As it happens, this weekend we’ll be discussing these questions at a community forum. RCA is pleased to support Reston for a Lifetime as they present “Is Your Neighborhood Ready for the Next Big Storm?” The forum is taking place Saturday, November 3rd from 2 to 4 PM at RCC Lake Anne. The goal of the forum is to figure out how we can come together as a community to help each other during big storms and similar emergency events.

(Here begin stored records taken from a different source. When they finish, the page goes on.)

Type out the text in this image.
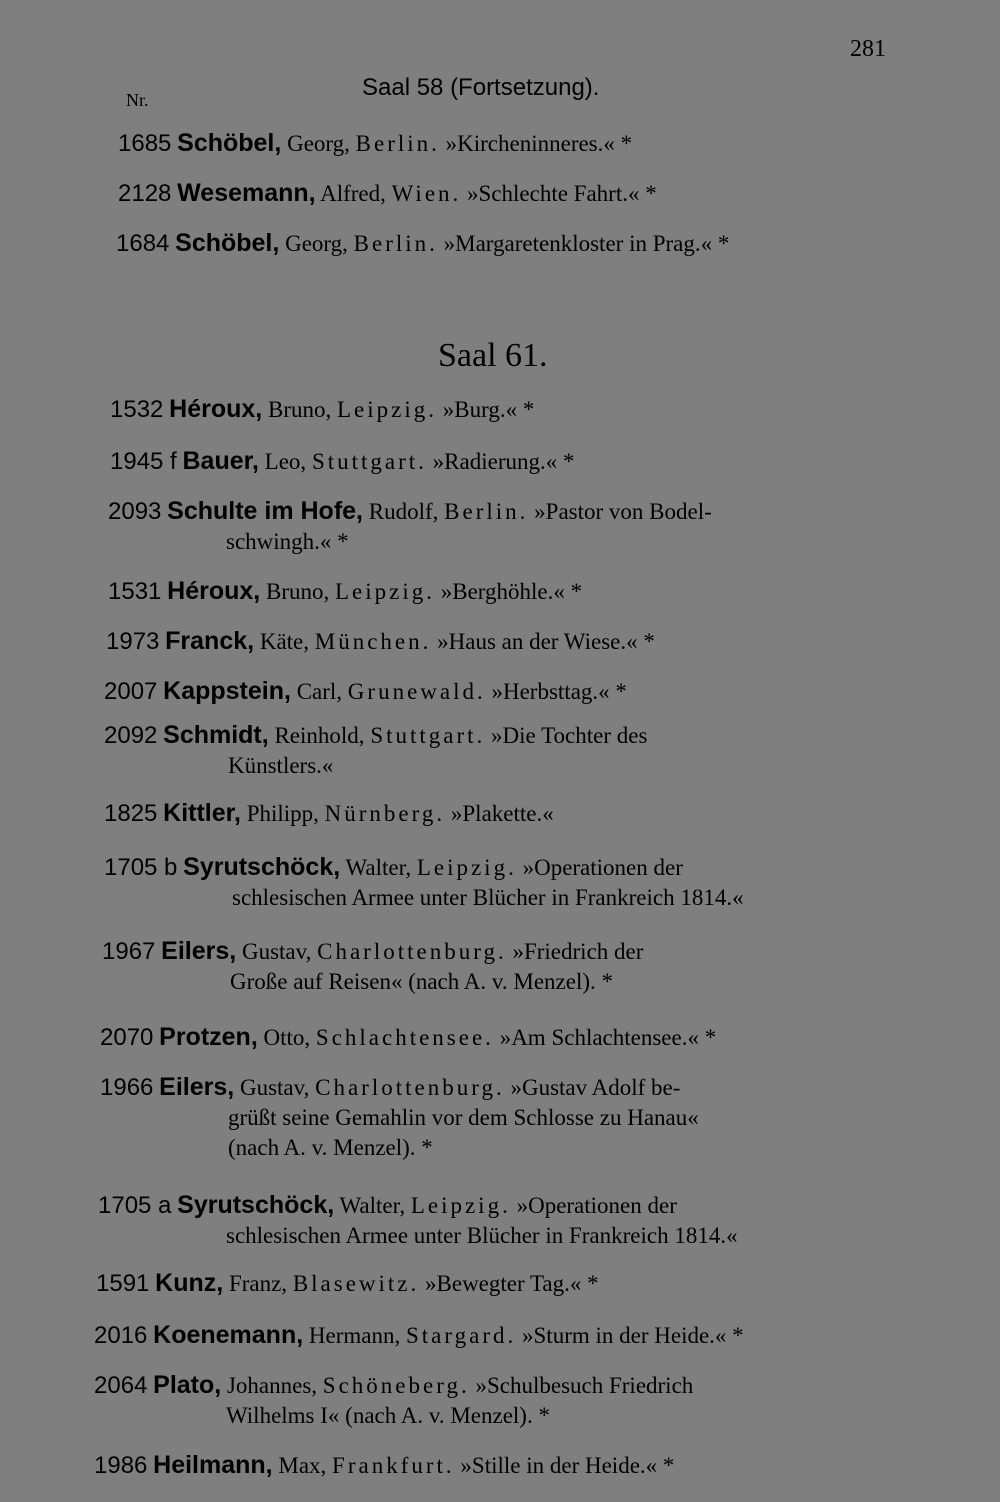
281
Nr.	Saal 58 (Fortsetzung).
1685 Schöbel, Georg, Berlin. »Kircheninneres.« *
2128 Wesemann, Alfred, Wien. »Schlechte Fahrt.« *
1684 Schöbel, Georg, Berlin. »Margaretenkloster in Prag.« *
Saal 61.
1532 Héroux, Bruno, Leipzig. »Burg.« *
1945 f Bauer, Leo, Stuttgart. »Radierung.« *
2093 Schulte im Hofe, Rudolf, Berlin. »Pastor von Bodel-
schwingh.« *
1531 Héroux, Bruno, Leipzig. »Berghöhle.« *
1973 Franck, Käte, München. »Haus an der Wiese.« *
2007 Kappstein, Carl, Grunewald. »Herbsttag.« *
2092 Schmidt, Reinhold, Stuttgart. »Die Tochter des
Künstlers.«
1825 Kittler, Philipp, Nürnberg. »Plakette.«
1705 b Syrutschöck, Walter, Leipzig. »Operationen der
schlesischen Armee unter Blücher in Frankreich 1814.«
1967 Eilers, Gustav, Charlottenburg. »Friedrich der
Große auf Reisen« (nach A. v. Menzel). *
2070 Protzen, Otto, Schlachtensee. »Am Schlachtensee.« *
1966 Eilers, Gustav, Charlottenburg. »Gustav Adolf be-
grüßt seine Gemahlin vor dem Schlosse zu Hanau«
(nach A. v. Menzel). *
1705 a Syrutschöck, Walter, Leipzig. »Operationen der
schlesischen Armee unter Blücher in Frankreich 1814.«
1591 Kunz, Franz, Blasewitz. »Bewegter Tag.« *
2016 Koenemann, Hermann, Stargard. »Sturm in der Heide.« *
2064 Plato, Johannes, Schöneberg. »Schulbesuch Friedrich
Wilhelms I« (nach A. v. Menzel). *
1986 Heilmann, Max, Frankfurt. »Stille in der Heide.« *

Our featured speaker will be Marcelo Ferreira of the Fairfax County Office of Emergency Management. He’ll let us know about community resources we can call on in the event of an emergency. During the forum, we’ll look back at how the community handled the aftermath of the derecho, what we did well and what we need to work on. (I’m sure we’ll look at our response to Sandy as well.) And we’ll have an open discussion about what we can do as a community to be prepared when the next disaster hits.
If we wait until the storm is bearing down on us before we start preparing, it’s too late. Sure, we can stock up on canned goods and batteries at the last minute. But really preparing for an emergency means more than that.
It means identifying neighbors who might need assistance during a storm, and offering to help (or finding someone who can). It means establishing communication networks, so you can share information with your neighbors if the power goes out and other communication lines are down. It means identifying the people living near you who have a generator or rarely lose power, and seeing if they would host their neighbors in the event of an outage.
All these preparations have one step in common: talking to your neighbors. These kind of hyper-local preparations can’t be done effectively on a County-wide or even Reston-wide basis. We need to organize and prepare within each cluster, on each street, within each apartment building.
We’ll discuss tips and ideas at the forum, but in the end, these neighbor-to-neighbor conversations are at the heart of our storm preparation. The better we know our neighbors, their assets and their needs, the better we can help each other in the next storm. And with winter looming around the corner, now is the time to get ready.
I hope to see you at the forum on Saturday. And if you’re making the rounds with your little trick-or-treater tonight, or if you’re going to a Halloween party in your neighborhood, take a little time to get to know your neighbors. Perhaps while you’re talking, you can suggest a cluster or neighborhood meeting to discuss emergency preparedness. A little preparation now can help ensure that we all weather the next storm in good shape.
Also, if you’re handing out candy tonight and you happen to see Athena at your doorstep accompanied by a minuteman, be sure to say hello. The minuteman is fond of Milky Ways and Reese’s peanut butter cups. Just a thought.